OPINIÃO

O ponto final

Publicado em 12 de novembro de 2015

A literatura não só cria um mundo fictício como a ficção, às vezes, invade a realidade e interfere na paisagem. Por exemplo: Romeu e Julieta nunca existiram, o que não impede que milhares de turistas cheguem a Verona todos os anos para ver o balcão da casa dos Capuletos, de onde os trágicos amantes de Shakespeare viam a madrugada chegando na ponta dos pés sobre a bruma das montanhas. Eram tantos turistas com o mesmo objetivo que a prefeitura de Verona decidiu satisfaze-los. Hoje existem a casa e o balcão, sempre com uma multidão na frente.

O ponto final

Ilustração: Ricardo Machado

Ilustração: Ricardo Machado

Coisa parecida aconteceu com o túmulo de Walter Benjamin na pequena cidade de Port Bou, ao pé dos Pirineus. Benjamin demorou para seguir o exemplo dos intelectuais e cientistas europeus que fugiram do nazismo, como seu colega no Instituto de Pesquisa Social de Frankfurt Theodor Adorno, que foi para os Estados Unidos em 1938. Benjamin ficou na França, foi internado pelos alemães, finalmente conseguiu um visto dos americanos e rumou para a fronteira com a Espanha. Sua passagem pela fronteira seria tranqüila, mas, por uma pequena questão burocrática, foi adiada para o dia seguinte e o grupo de Benjamin teve que dormir em Port Bou. Naquela noite, 26 de setembro de 1940, Benjamin se matou com uma overdose de morfina.

Nunca ficou claro por que Benjamin demorou para fugir e por que se suicidou. Ele tinha escrito que viera ao mundo “sob o signo de Saturno, o astro com a rotação mais lenta, o planeta dos desvios e dos atrasos”. Susan Sontag, num ensaio sobre Benjamin (intitulado Sob o signo de Saturno), disse que ele era dominado pela melancolia, e que tinha o pendor da personalidade saturnina pela solidão. Mas a sua era uma solidão ativa e desafiadora, que tanto lhe permitia a observação cosmopolita do “flaneur” tipificado por Baudelaire, outro melancólico ativo e um dos seus heróis intelectuais, como independência das ortodoxias marxistas de Adorno e seus pares.
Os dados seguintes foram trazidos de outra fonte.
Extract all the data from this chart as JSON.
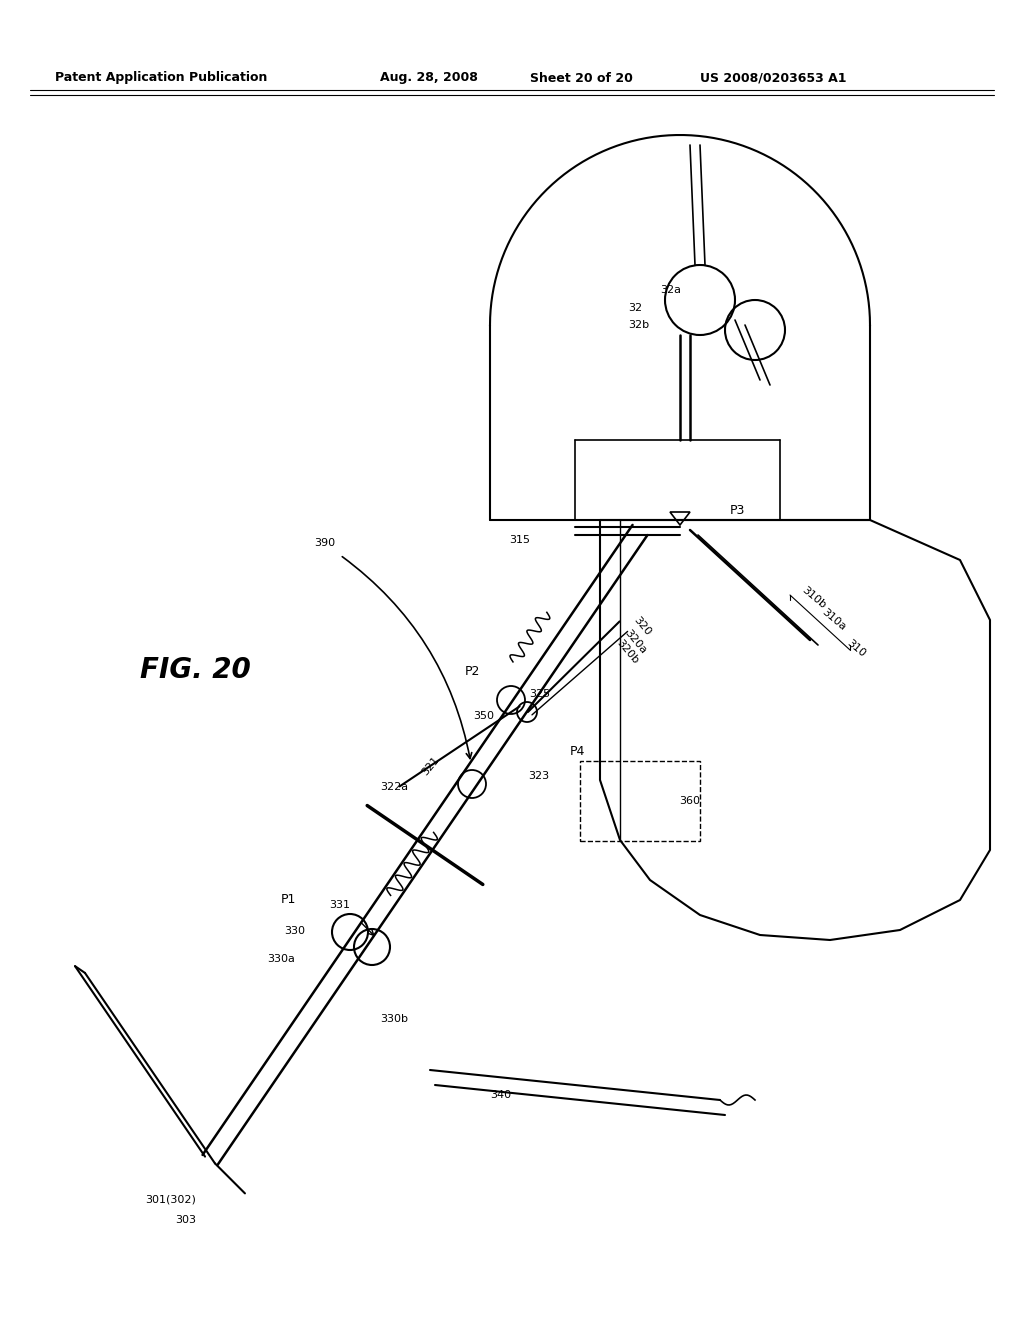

Pode-se especular que, frustrado pelo adiamento na fronteira, enojado pelas indignidades acumuladas que sofrera e doente, Benjamin tenha apenas se negado a mais vida e optado por outro tipo de fuga.
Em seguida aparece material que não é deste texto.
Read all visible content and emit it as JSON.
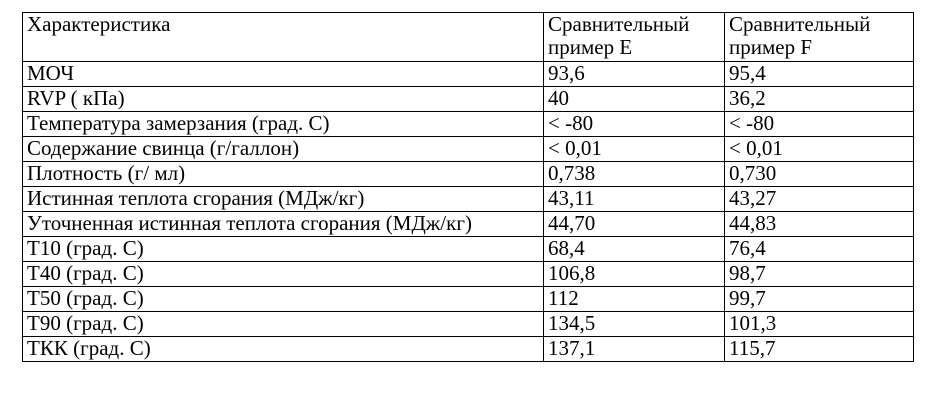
{
  "table": {
    "headers": [
      "Характеристика",
      "Сравнительный пример E",
      "Сравнительный пример F"
    ],
    "rows": [
      [
        "МОЧ",
        "93,6",
        "95,4"
      ],
      [
        "RVP ( кПа)",
        "40",
        "36,2"
      ],
      [
        "Температура замерзания (град. С)",
        "< -80",
        "< -80"
      ],
      [
        "Содержание свинца (г/галлон)",
        "< 0,01",
        "< 0,01"
      ],
      [
        "Плотность (г/ мл)",
        "0,738",
        "0,730"
      ],
      [
        "Истинная теплота сгорания (МДж/кг)",
        "43,11",
        "43,27"
      ],
      [
        "Уточненная истинная теплота сгорания (МДж/кг)",
        "44,70",
        "44,83"
      ],
      [
        "T10 (град. С)",
        "68,4",
        "76,4"
      ],
      [
        "T40 (град. С)",
        "106,8",
        "98,7"
      ],
      [
        "T50 (град. С)",
        "112",
        "99,7"
      ],
      [
        "T90 (град. С)",
        "134,5",
        "101,3"
      ],
      [
        "ТКК (град. С)",
        "137,1",
        "115,7"
      ]
    ]
  }
}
Segundo Sontag, Benjamin achava que era um tipo em extinção, que tudo que ainda havia de valor no mundo era o último exemplar, como o surrealismo, que era a última expressão, apropriadamente niilista, da inteligência europeia. Deixou incompleta a sua maior obra (publicada não faz muito) sobre as “arcades”, as galerias de Paris, que ele chamava de a capital do século dezenove. A capital de um mundo que talvez tenha pensado, antes da morfina terminava ali. Em vez de outro refugiado na América, preferiu ser também o último exemplar da sua espécie, o ponto final de uma certa Europa.

O ensaísta italiano Roberto Calasso conta no seu livro Os quarenta e nove degraus que Hannah Arendt procurou em vão pela sepultura de Benjamin no cemitério de Port Bou, que descreveu como um dos mais belos que já conhecera. Hoje, como o balcão de Romeu e Julieta, a sepultura existe. O interesse de turistas e peregrinos como Arendt era tão grande que o cemitério providenciou uma com o nome dele. O lugar é bonito, diz Calasso, mas “a sepultura é apócrifa”. Ninguém sabe onde Benjamin está enterrado.